Menurutnya, melalui daya tahan sistemik, Indonesia akan mampu mencapai Indonesia Temas 2045.

Daya tahan sistemik atau resiliensi bangsa ini akan dapat dicapai dengan memupuk integritas dan nilai-nilai kebangsaan yang bersumber pada platform konsensus bangsa.

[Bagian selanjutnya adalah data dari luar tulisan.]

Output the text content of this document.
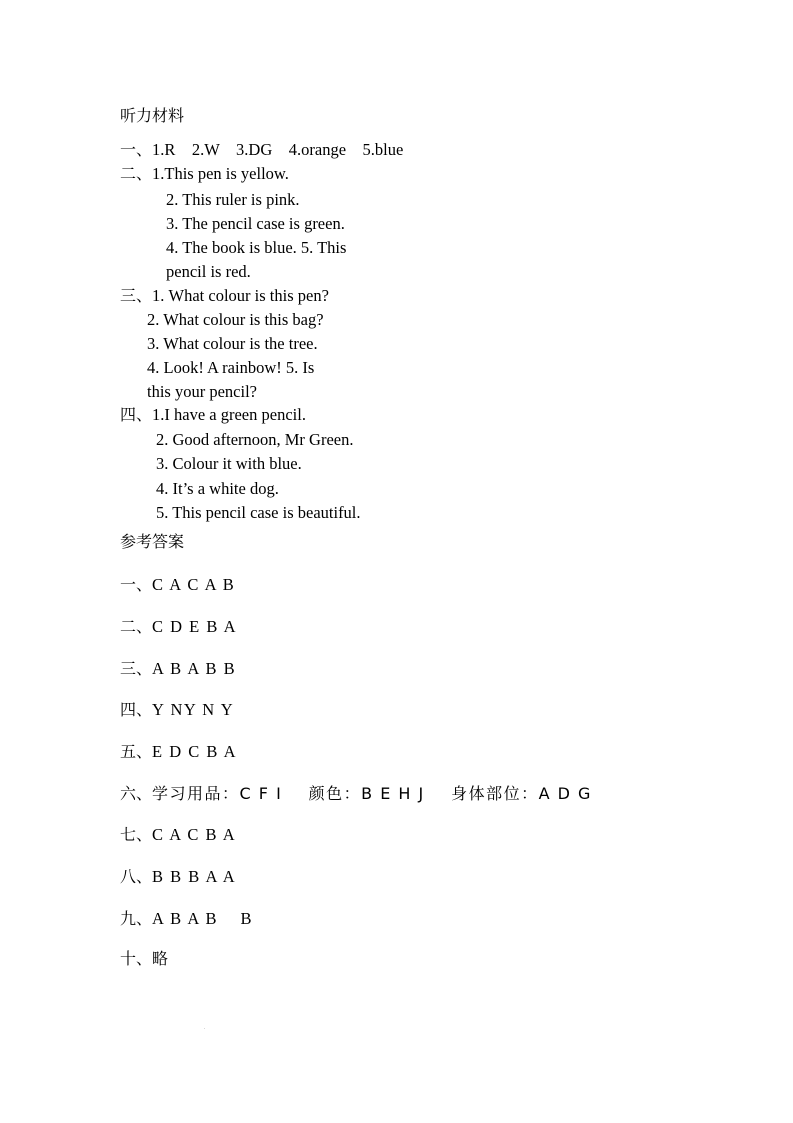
听力材料
一、1.R    2.W    3.DG    4.orange    5.blue
二、1.This pen is yellow.
2. This ruler is pink.
3. The pencil case is green.
4. The book is blue. 5. This
pencil is red.
三、1. What colour is this pen?
2. What colour is this bag?
3. What colour is the tree.
4. Look! A rainbow! 5. Is
this your pencil?
四、1.I have a green pencil.
2. Good afternoon, Mr Green.
3. Colour it with blue.
4. It’s a white dog.
5. This pencil case is beautiful.
参考答案
一、C A C A B
二、C D E B A
三、A B A B B
四、Y NY N Y
五、E D C B A
六、学习用品：C F I    颜色：B E H J    身体部位：A D G
七、C A C B A
八、B B B A A
九、A B A B    B
十、略
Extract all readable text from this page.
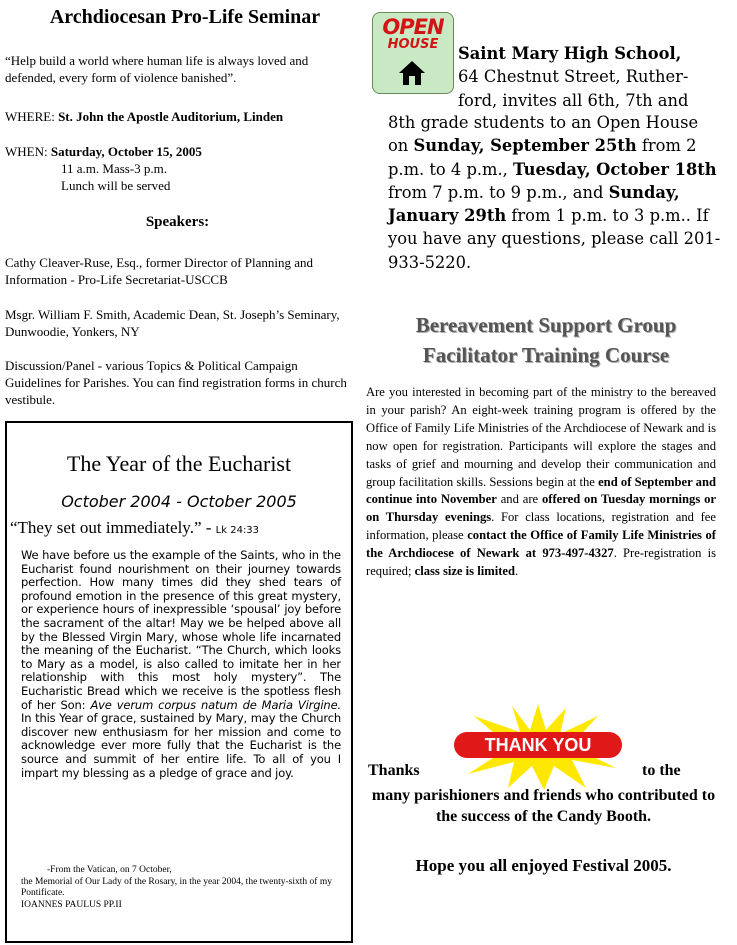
Archdiocesan Pro-Life Seminar
“Help build a world where human life is always loved and defended, every form of violence banished”.
WHERE: St. John the Apostle Auditorium, Linden
WHEN: Saturday, October 15, 2005
11 a.m. Mass-3 p.m.
Lunch will be served
Speakers:
Cathy Cleaver-Ruse, Esq., former Director of Planning and Information - Pro-Life Secretariat-USCCB
Msgr. William F. Smith, Academic Dean, St. Joseph’s Seminary, Dunwoodie, Yonkers, NY
Discussion/Panel - various Topics & Political Campaign Guidelines for Parishes. You can find registration forms in church vestibule.
The Year of the Eucharist
October 2004 - October 2005
“They set out immediately.” - Lk 24:33
We have before us the example of the Saints, who in the Eucharist found nourishment on their journey towards perfection. How many times did they shed tears of profound emotion in the presence of this great mystery, or experience hours of inexpressible ‘spousal’ joy before the sacrament of the altar! May we be helped above all by the Blessed Virgin Mary, whose whole life incarnated the meaning of the Eucharist. “The Church, which looks to Mary as a model, is also called to imitate her in her relationship with this most holy mystery”. The Eucharistic Bread which we receive is the spotless flesh of her Son: Ave verum corpus natum de Maria Virgine. In this Year of grace, sustained by Mary, may the Church discover new enthusiasm for her mission and come to acknowledge ever more fully that the Eucharist is the source and summit of her entire life. To all of you I impart my blessing as a pledge of grace and joy.
-From the Vatican, on 7 October,
the Memorial of Our Lady of the Rosary, in the year 2004, the twenty-sixth of my Pontificate.
IOANNES PAULUS PP.II
OPEN
HOUSE	Saint Mary High School,
64 Chestnut Street, Ruther-
ford, invites all 6th, 7th and
8th grade students to an Open House on Sunday, September 25th from 2 p.m. to 4 p.m., Tuesday, October 18th from 7 p.m. to 9 p.m., and Sunday, January 29th from 1 p.m. to 3 p.m.. If you have any questions, please call 201-933-5220.
Bereavement Support Group Facilitator Training Course
Are you interested in becoming part of the ministry to the bereaved in your parish? An eight-week training program is offered by the Office of Family Life Ministries of the Archdiocese of Newark and is now open for registration. Participants will explore the stages and tasks of grief and mourning and develop their communication and group facilitation skills. Sessions begin at the end of September and continue into November and are offered on Tuesday mornings or on Thursday evenings. For class locations, registration and fee information, please contact the Office of Family Life Ministries of the Archdiocese of Newark at 973-497-4327. Pre-registration is required; class size is limited.
THANK YOU
Thanks	to the
many parishioners and friends who contributed to the success of the Candy Booth.
Hope you all enjoyed Festival 2005.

Yaitu Pancasila, UUD 45, NKRI dan sesanti Bhinneka Tunggal Ika," ucapnya.

Selain itu, ia juga menekankan pentingnya  kemandirian, karakter dan jati diri dalam menghadapi situasi ketidakpastian global yang saat ini terjadi.

"Tanpa adanya kemandirian, kita akan menjadi bangsa yang rentan dan bisa menyebabkan kehilangan kendali atas arah pembangunan bangsa Indonesia," pungkasnya.

Dalam acara itu, terdapat tiga tokoh yang dihadirkan sebagai pembicara.

Mereka adalah Ketua Umum PBNU Yahya Cholil Staquf, mantan Menko Perekonomian Chairul Tanjung, dan ekonom Raden Pardede.

Ketiganya berbicara dalam perspektif masing-masing menyangkut tema acara yakni Membangun Kemandirian Bangsa di Tengah Ketidakpastian Geopolitik Global.